The share of stablecoins amid the general fall in Bitcoin and altcoin quotations already exceeds 16% of the total capitalization of the crypto market. CoinGecko data proves this — the stablecoin sector capitalization as of 15:00 (GMT+3) is approximately $155 billion, while the total crypto market cap is $959.2 billion. For comparison, by early May 2022, the share of stablecoins was 7%.
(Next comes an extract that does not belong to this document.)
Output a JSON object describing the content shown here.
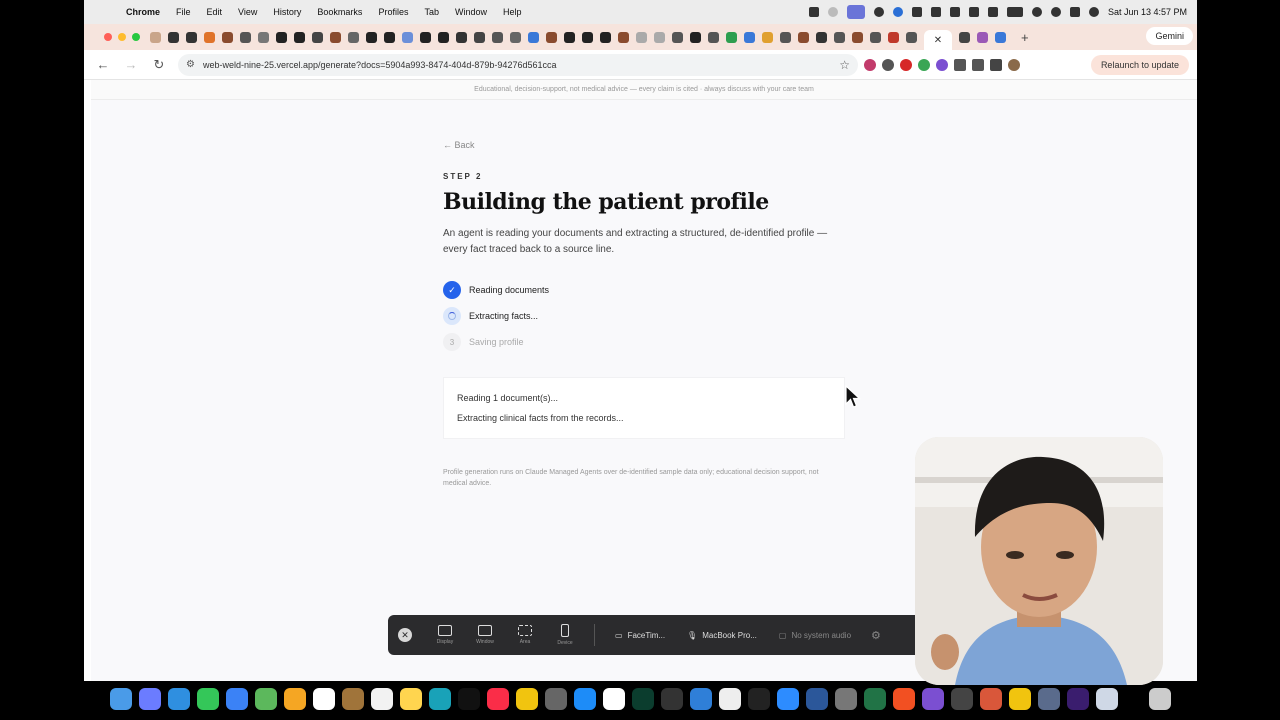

One of the factors behind the growing share of stablecoins is the overall market decline. While the value of various tokens is rapidly declining, the price of stablecoins remains unchanged. The situation was partly affected by the high-profile collapse of UST, the destabilization of USDD and some other algorithmic stablecoins. This caused doubts, affecting even USDT, the largest of the stablecoins. Tether CTO Paolo Ardoino said today that the company burned $11.1 billion worth of tokens in redemptions: 6.6 billion USDT on Tron and 4.5 billion USDT on Ethereum.
The record share of stablecoins points to the cryptocurrency’s growth potential, as reported in a private letter to investors by analysts at JPMorgan Chase, a U.S. investment bank. According to the experts, the high proportion of stablecoins in the market indicates a high level of overselling and creates the potential for growth of the market as a whole.